Oakland Gets Fireboat

Oakland Gets Fireboat

The City of Oakland, Calif., has its first, and only fireboat, acquired from the Navy by the Port of Oakland. The boat went into commission May 28, 1948, following indoctrination of the city’s crews that man the vessel.

The new fireboat “Hoga” is berthed at the foot of Broadway and is a standard steel Navy-type fireboat, measuring 199 ft. length, 271/2 ft. beam and ft. draft. It is capable of 15 knots with two 650 H.P. diesel engines. It has two 2,000 GPM pumps with four monitors and 12 hose outlets. It is reported that plans will be worked out to increase the 4,000 GPM pumping capacity to 10,000 GPM. The boat was built on the Atlantic Coast in 1940 and commissioned in 1941. Navy officers report it took part in quelling the fires during the Pearl Harbor attack.

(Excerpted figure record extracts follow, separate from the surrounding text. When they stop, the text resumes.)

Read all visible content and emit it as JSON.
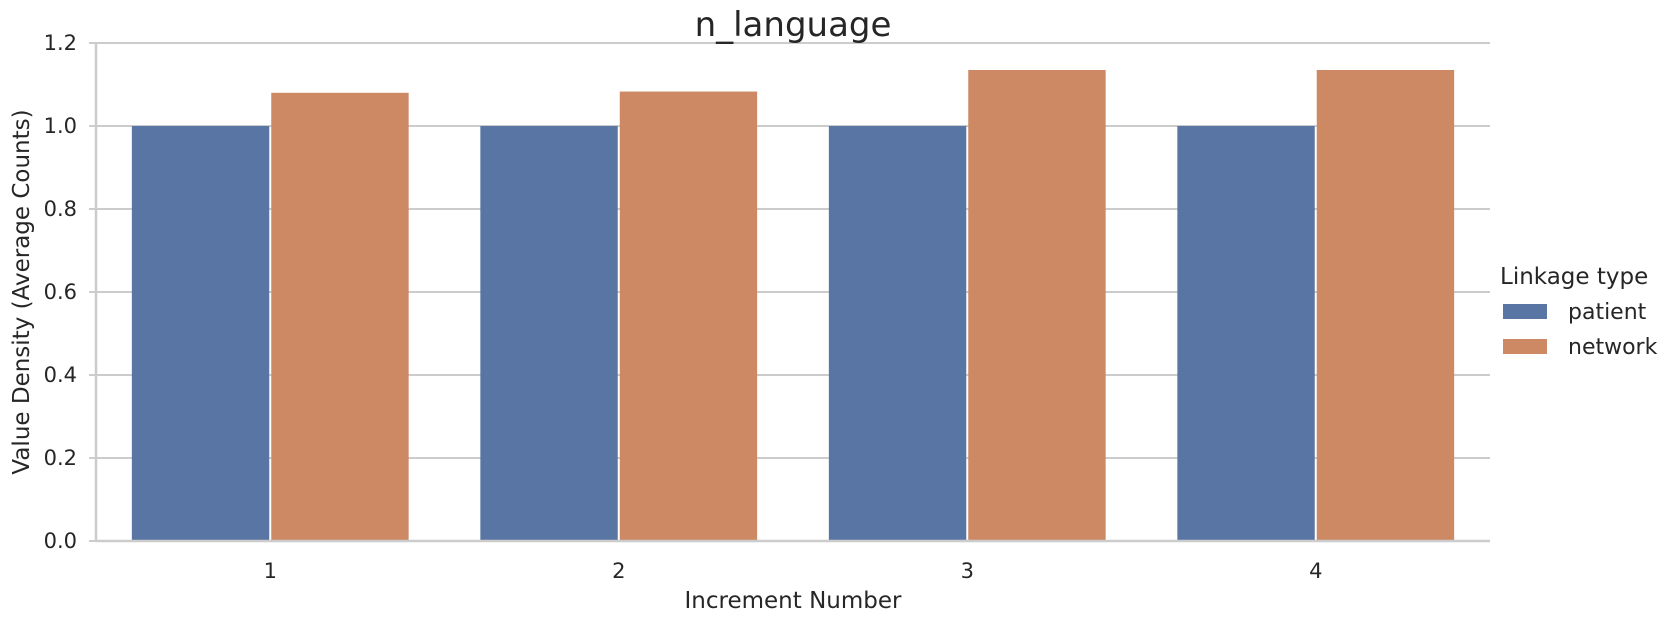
{
  "chart_data": {
    "type": "bar",
    "title": "n_language",
    "xlabel": "Increment Number",
    "ylabel": "Value Density (Average Counts)",
    "categories": [
      "1",
      "2",
      "3",
      "4"
    ],
    "series": [
      {
        "name": "patient",
        "color": "#5975a4",
        "values": [
          1.0,
          1.0,
          1.0,
          1.0
        ]
      },
      {
        "name": "network",
        "color": "#cc8963",
        "values": [
          1.08,
          1.083,
          1.135,
          1.135
        ]
      }
    ],
    "ylim": [
      0,
      1.2
    ],
    "yticks": [
      "0.0",
      "0.2",
      "0.4",
      "0.6",
      "0.8",
      "1.0",
      "1.2"
    ],
    "grid": "horizontal",
    "legend": {
      "title": "Linkage type",
      "placement": "right"
    }
  }
}
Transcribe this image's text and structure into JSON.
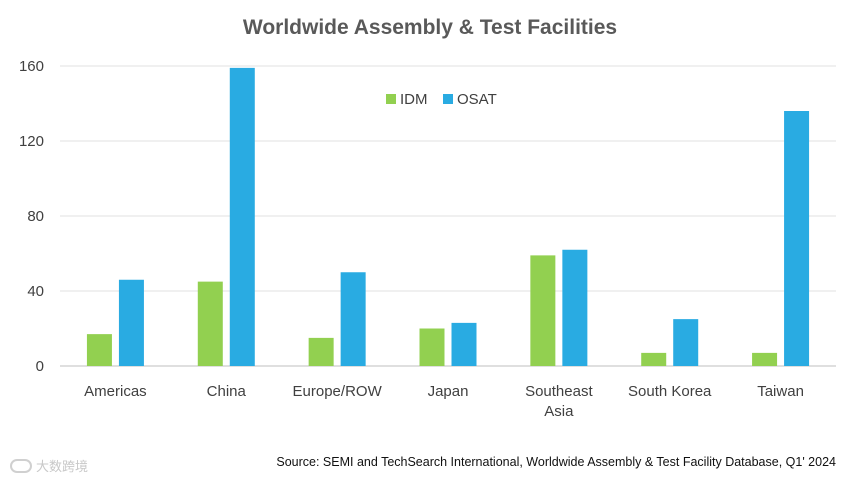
{
  "chart_data": {
    "type": "bar",
    "title": "Worldwide Assembly & Test Facilities",
    "categories": [
      "Americas",
      "China",
      "Europe/ROW",
      "Japan",
      "Southeast Asia",
      "South Korea",
      "Taiwan"
    ],
    "series": [
      {
        "name": "IDM",
        "color": "#92d050",
        "values": [
          17,
          45,
          15,
          20,
          59,
          7,
          7
        ]
      },
      {
        "name": "OSAT",
        "color": "#29abe2",
        "values": [
          46,
          159,
          50,
          23,
          62,
          25,
          136
        ]
      }
    ],
    "ylim": [
      0,
      160
    ],
    "yticks": [
      0,
      40,
      80,
      120,
      160
    ],
    "xlabel": "",
    "ylabel": "",
    "grid": true,
    "legend": "top-center"
  },
  "source": "Source: SEMI and TechSearch International, Worldwide Assembly & Test Facility Database, Q1' 2024",
  "watermark": "大数跨境"
}
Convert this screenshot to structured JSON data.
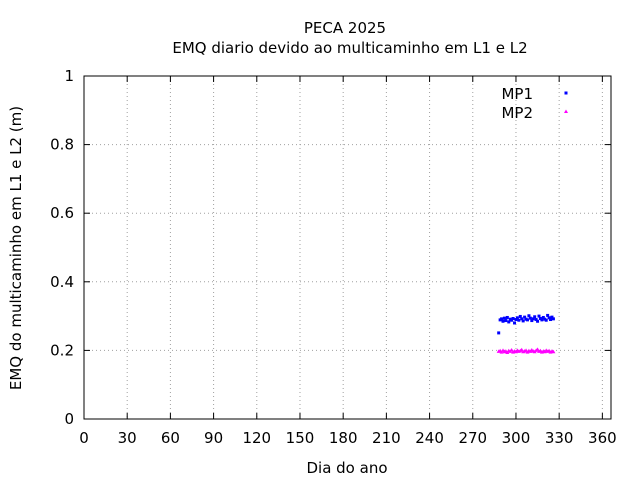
{
  "chart_data": {
    "type": "scatter",
    "title": "PECA 2025",
    "subtitle": "EMQ diario devido ao multicaminho em L1 e L2",
    "xlabel": "Dia do ano",
    "ylabel": "EMQ do multicaminho em L1 e L2 (m)",
    "xlim": [
      0,
      366
    ],
    "ylim": [
      0,
      1
    ],
    "xticks": [
      0,
      30,
      60,
      90,
      120,
      150,
      180,
      210,
      240,
      270,
      300,
      330,
      360
    ],
    "yticks": [
      0,
      0.2,
      0.4,
      0.6,
      0.8,
      1
    ],
    "xtick_labels": [
      "0",
      "30",
      "60",
      "90",
      "120",
      "150",
      "180",
      "210",
      "240",
      "270",
      "300",
      "330",
      "360"
    ],
    "ytick_labels": [
      "0",
      "0.2",
      "0.4",
      "0.6",
      "0.8",
      "1"
    ],
    "grid": true,
    "legend_position": "top-right",
    "series": [
      {
        "name": "MP1",
        "color": "#0000ff",
        "marker": "square",
        "x": [
          288,
          289,
          290,
          291,
          292,
          293,
          294,
          295,
          296,
          297,
          298,
          299,
          300,
          301,
          302,
          303,
          304,
          305,
          306,
          307,
          308,
          309,
          310,
          311,
          312,
          313,
          314,
          315,
          316,
          317,
          318,
          319,
          320,
          321,
          322,
          323,
          324,
          325,
          326
        ],
        "y": [
          0.251,
          0.289,
          0.292,
          0.285,
          0.294,
          0.287,
          0.296,
          0.283,
          0.291,
          0.288,
          0.293,
          0.28,
          0.29,
          0.295,
          0.288,
          0.299,
          0.292,
          0.286,
          0.297,
          0.291,
          0.289,
          0.301,
          0.294,
          0.287,
          0.292,
          0.298,
          0.29,
          0.285,
          0.3,
          0.293,
          0.289,
          0.296,
          0.291,
          0.288,
          0.302,
          0.295,
          0.29,
          0.297,
          0.292
        ]
      },
      {
        "name": "MP2",
        "color": "#ff00ff",
        "marker": "triangle",
        "x": [
          288,
          289,
          290,
          291,
          292,
          293,
          294,
          295,
          296,
          297,
          298,
          299,
          300,
          301,
          302,
          303,
          304,
          305,
          306,
          307,
          308,
          309,
          310,
          311,
          312,
          313,
          314,
          315,
          316,
          317,
          318,
          319,
          320,
          321,
          322,
          323,
          324,
          325,
          326
        ],
        "y": [
          0.197,
          0.199,
          0.195,
          0.2,
          0.196,
          0.198,
          0.194,
          0.199,
          0.197,
          0.201,
          0.195,
          0.198,
          0.196,
          0.2,
          0.197,
          0.199,
          0.202,
          0.196,
          0.198,
          0.2,
          0.195,
          0.199,
          0.197,
          0.201,
          0.198,
          0.196,
          0.2,
          0.203,
          0.197,
          0.199,
          0.195,
          0.198,
          0.196,
          0.2,
          0.197,
          0.199,
          0.195,
          0.198,
          0.196
        ]
      }
    ]
  }
}
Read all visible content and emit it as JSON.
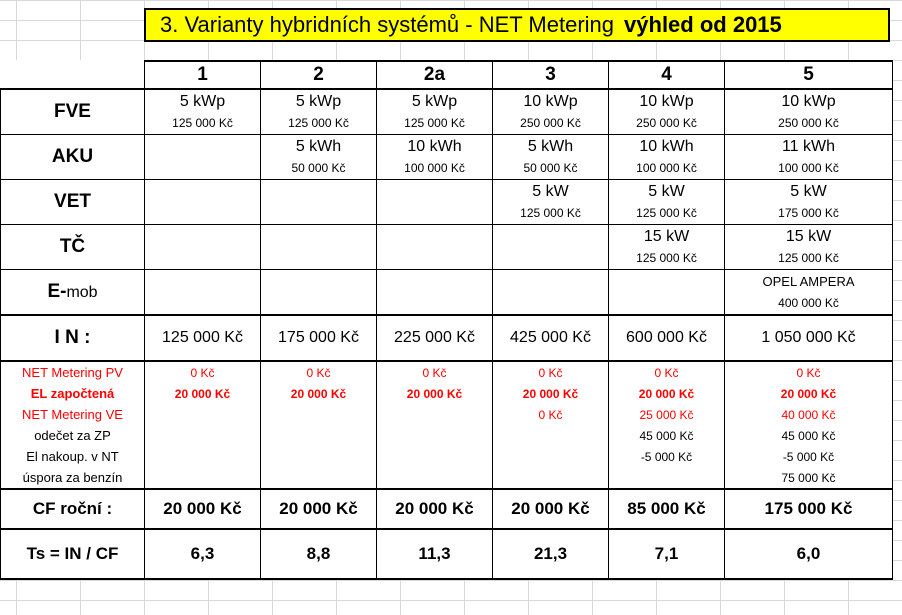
{
  "title": {
    "main": "3. Varianty hybridních systémů - NET Metering",
    "bold": "výhled od  2015"
  },
  "columns": [
    "1",
    "2",
    "2a",
    "3",
    "4",
    "5"
  ],
  "rows": {
    "fve": {
      "label": "FVE",
      "top": [
        "5 kWp",
        "5 kWp",
        "5 kWp",
        "10 kWp",
        "10 kWp",
        "10 kWp"
      ],
      "bottom": [
        "125 000 Kč",
        "125 000 Kč",
        "125 000 Kč",
        "250 000 Kč",
        "250 000 Kč",
        "250 000 Kč"
      ]
    },
    "aku": {
      "label": "AKU",
      "top": [
        "",
        "5 kWh",
        "10 kWh",
        "5 kWh",
        "10 kWh",
        "11 kWh"
      ],
      "bottom": [
        "",
        "50 000 Kč",
        "100 000 Kč",
        "50 000 Kč",
        "100 000 Kč",
        "100 000 Kč"
      ]
    },
    "vet": {
      "label": "VET",
      "top": [
        "",
        "",
        "",
        "5 kW",
        "5 kW",
        "5 kW"
      ],
      "bottom": [
        "",
        "",
        "",
        "125 000 Kč",
        "125 000 Kč",
        "175 000 Kč"
      ]
    },
    "tc": {
      "label": "TČ",
      "top": [
        "",
        "",
        "",
        "",
        "15 kW",
        "15 kW"
      ],
      "bottom": [
        "",
        "",
        "",
        "",
        "125 000 Kč",
        "125 000 Kč"
      ]
    },
    "emob": {
      "label_bold": "E-",
      "label_normal": "mob",
      "top": [
        "",
        "",
        "",
        "",
        "",
        "OPEL AMPERA"
      ],
      "bottom": [
        "",
        "",
        "",
        "",
        "",
        "400 000 Kč"
      ]
    },
    "in": {
      "label": "I N :",
      "values": [
        "125 000 Kč",
        "175 000 Kč",
        "225 000 Kč",
        "425 000 Kč",
        "600 000 Kč",
        "1 050 000 Kč"
      ]
    },
    "nm_pv": {
      "label": "NET Metering PV",
      "values": [
        "0 Kč",
        "0 Kč",
        "0 Kč",
        "0 Kč",
        "0 Kč",
        "0 Kč"
      ]
    },
    "el_zap": {
      "label": "EL započtená",
      "values": [
        "20 000 Kč",
        "20 000 Kč",
        "20 000 Kč",
        "20 000 Kč",
        "20 000 Kč",
        "20 000 Kč"
      ]
    },
    "nm_ve": {
      "label": "NET Metering VE",
      "values": [
        "",
        "",
        "",
        "0 Kč",
        "25 000 Kč",
        "40 000 Kč"
      ]
    },
    "odecet": {
      "label": "odečet za  ZP",
      "values": [
        "",
        "",
        "",
        "",
        "45 000 Kč",
        "45 000 Kč"
      ]
    },
    "el_nakoup": {
      "label": "El nakoup. v NT",
      "values": [
        "",
        "",
        "",
        "",
        "-5 000 Kč",
        "-5 000 Kč"
      ]
    },
    "uspora": {
      "label": "úspora za benzín",
      "values": [
        "",
        "",
        "",
        "",
        "",
        "75 000 Kč"
      ]
    },
    "cf": {
      "label": "CF roční :",
      "values": [
        "20 000 Kč",
        "20 000 Kč",
        "20 000 Kč",
        "20 000 Kč",
        "85 000 Kč",
        "175 000 Kč"
      ]
    },
    "ts": {
      "label": "Ts = IN / CF",
      "values": [
        "6,3",
        "8,8",
        "11,3",
        "21,3",
        "7,1",
        "6,0"
      ]
    }
  },
  "colors": {
    "title_bg": "#ffff00",
    "red_text": "#ff0000",
    "gridline": "#d9d9d9"
  }
}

At present the fireboat is being maintained and operated in a co-operative arrangement between the city and the Port of Oakland, whereby the port commissioners agreed to prepare a berth for the vessel and a house to accommodate the crew, as well as to carry out the alterations to increase the pumping capacity. In addition, the board defrays the salaries of the marine crew of the vessel comprising pilot, relief pilot, engineer and relief engineer, and to defray cost of maintenance and for complete marine coverage.

The city on the other hand, will defray the cost of the fire department crew to work the vessel, to comprise one fire captain, a lieutenant and ten hosemen with vacations and relief, and also pay for fuel and lubrication.